Sepp Maier, West Germany’s imposing keeper, was at his best to prevent Deyna, Lato, Gadocha and Henryk Kasperczak from scoring. At the opposite end, Uli Hoeneß missed a penalty kick, his weak effort saved by “the clown”. With 15 minutes remaining, Rainer Bonhof’s run into the area ended with the ball rolling loose to Gerd Müller, who scored with a low shot. It was enough to send West Germany through to the Munich final. They were relieved, in fact, West Germany’s Paul Breitner claimed that Poland were the best side in the 1974 World Cup. On the eve of the final, Poland secured third place, beating Brazil with Lato’s seventh goal of the competition, winning him the golden boot.
Poland’s near-glorious summer opened the world’s eyes to some of the outstanding players that were shining behind the Iron Curtain. Deyna, for instance, was courted by a veritable A-Z of European football, but most players were prevented from moving until they turned 30. Deyna eventually joined Manchester City in 1978 and sadly, died in a car crash at the age of 41.

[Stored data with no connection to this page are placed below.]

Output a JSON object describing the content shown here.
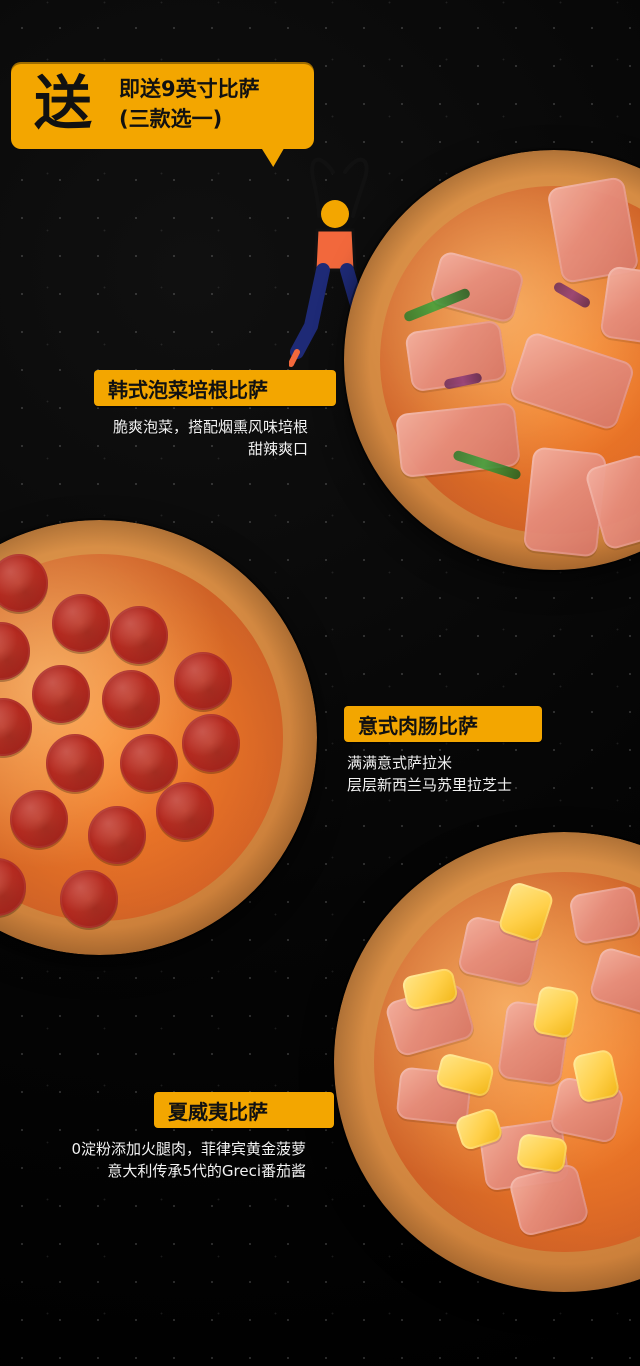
{
  "promo": {
    "big": "送",
    "line1": "即送9英寸比萨",
    "line2": "(三款选一)"
  },
  "items": [
    {
      "name": "韩式泡菜培根比萨",
      "desc_line1": "脆爽泡菜，搭配烟熏风味培根",
      "desc_line2": "甜辣爽口"
    },
    {
      "name": "意式肉肠比萨",
      "desc_line1": "满满意式萨拉米",
      "desc_line2": "层层新西兰马苏里拉芝士"
    },
    {
      "name": "夏威夷比萨",
      "desc_line1": "0淀粉添加火腿肉，菲律宾黄金菠萝",
      "desc_line2": "意大利传承5代的Greci番茄酱"
    }
  ],
  "colors": {
    "accent": "#f3a600",
    "background": "#050505"
  },
  "icons": {
    "dancer": "dancer-illustration",
    "pizza": "pizza-image"
  }
}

As for Poland, they were narrowly denied a place in the last eight of the European Championship in 1976, having the misfortune to be in the same qualifying group as the Netherlands. But they were back in the World Cup in 1978, opening the competition with a 0-0 draw against West Germany in Buenos Aires. They won the group and reached the second stage, beaten by Argentina and Brazil. Their team, which was largely the same as 1974, with a few additions, now included Zbigniew Boniek. They finished third again in 1982.
1974 will always be remembered for being the World Cup of Johan Cruyff and Franz Beckenbauer, but it was also the summer of Poland and a wonderfully skilful, expressive team. They have had their heroes since in Poland, but the team of 1974 is the benchmark that every Polish team has to live up to. It’s a tough task.